Stress fractures typically result from one or more of the following:

  • Hypermobile, pronated (flat) feet or high arched feet.
  • Initiating a new soccer activity or exercise too vigorously.
  • An increase in training intensity.
  • Overtraining.
  • A change in activity surfaces (i.e. hard or soft ground, turf).
  • A return from a previous injury too quickly.
  • An abrupt change of footwear, often with poor design (i.e. from soccer cleats to soccer turf shoes).

Signs and Symptoms

  • Pain is usually more prominent at the end of soccer practices or games rather than during either.
  • Diagnosis is often difficult, and is usually based on history and physical examination (that may or may not include a bone scan).
  • There is usually specific point tenderness and pain focused directly over the site of the injury when palpating from both sides of the bone.
  • Bone percussion (gentle tapping directly over affected bone to elicit pain) can distinguish it from soft tissue injury.

On-Site Management

P.R.I.C.E. PROTECT the area by addressing equipment (i.e. soccer cleats, turf shoes and insoles) and technique of activity (biomechanics of soccer kicking, running and cutting).
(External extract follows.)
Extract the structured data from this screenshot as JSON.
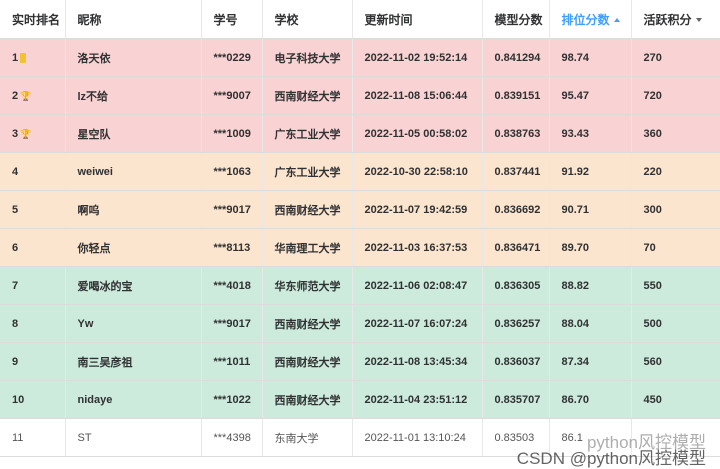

REST does not imply halting all activity, and the injured player can be running in deep water, light cycling, etc. to maintain and/or increase fitness. ICE the area for 10-20 minutes to reduce inflammation. COMPRESSION is NOT recommended. ELEVATE the area after a long workout to increase circulation to the heart.
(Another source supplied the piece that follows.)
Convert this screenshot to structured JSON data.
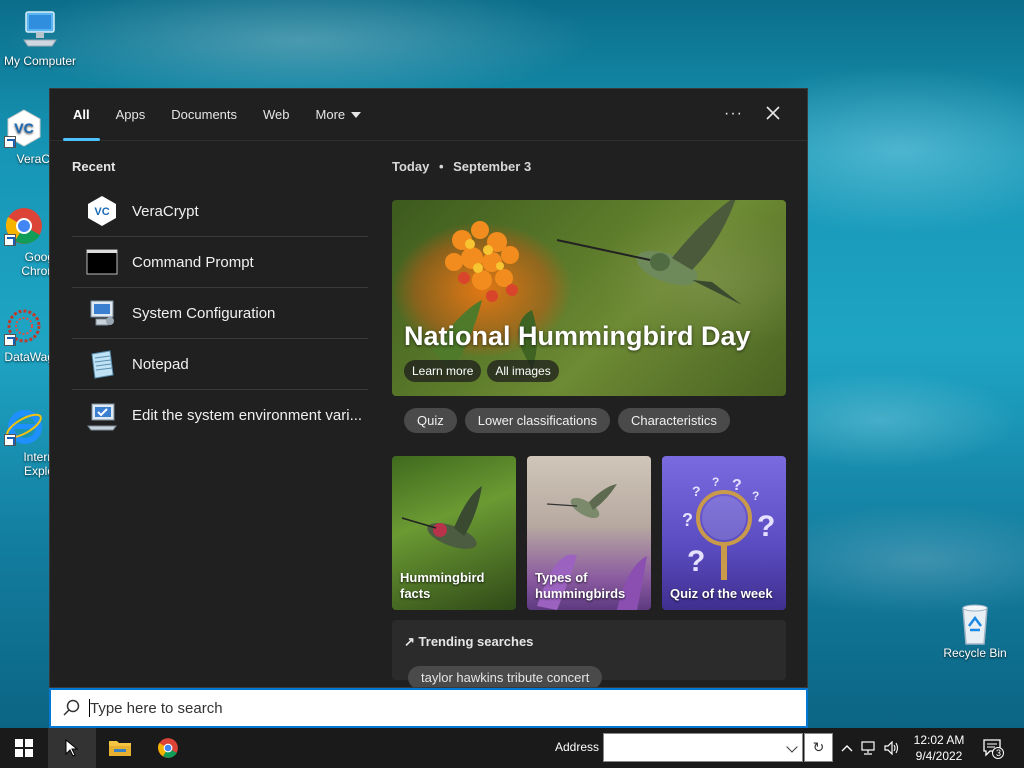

Refer for a Correct Diagnosis. It is important, as with all overuse injuries, that a correct diagnosis be determined before the cycle of pain becomes established. A sports medicine practitioner will take a history of the injury, conduct a physical examination of the injured area, and undertake a biomechanical assessment of the athlete's lower extremity (looking for anatomical abnormalities). If warranted, selected diagnostic tests may be ordered such as X-rays, bone scans, etc. A dietician can also help to assure adequate nutrition, especially calcium intake.

Rehabilitation

Promote Healing. Invariably with overuse injuries, when the soccer player's pain is relieved, s/he prematurely returns to activity and is re-injured. It is important, not to attempt to "play through" the pain or place continual pressure on a stress fracture, as a complete fracture of the weakened bone may result. Caution against weight bearing during severe pain. Healing occurs with rest and a combination of progressive site-specific strength and conditioning exercises and overall body conditioning. Cross train with low-impact exercises, including swimming, cycling, deep-water running, and the elliptical to maintain conditioning.
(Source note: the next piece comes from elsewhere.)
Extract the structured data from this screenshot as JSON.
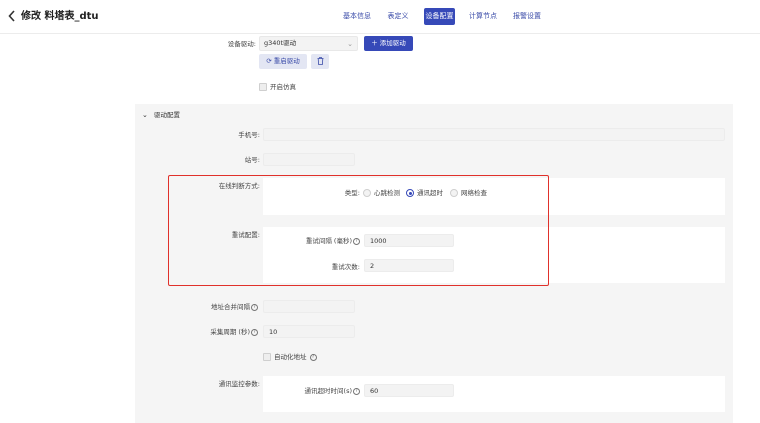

Control Abuse. The potential for tissue overload must be adequately controlled prior to returning the athlete to activity. Some effective methods for tibial stress include:

  • supportive footwear
  • improving soccer kicking, running and cutting technique
  • addressing training errors (frequency, intensity, duration)
  • paying attention to playing or training surfaces

Return to Activity. Return to activity is often mishandled; there can be an endless cycle of rest-run-pain-rest-run-pain. A very gradual return to playing must be adhered to once stretching and strengthening exercises have been undertaken. The soccer player should not return until pain-free for 2 weeks and receives a doctor's OK.

Prevention

  • Adequate warm-up, including stretching before any activity.
  • Pre-season soccer specific strengthening and stretching.
  • Appropriate corrective footwear (i.e. new soccer cleats or turf shoes) or orthotics for pronation if it is a lower leg stress fracture.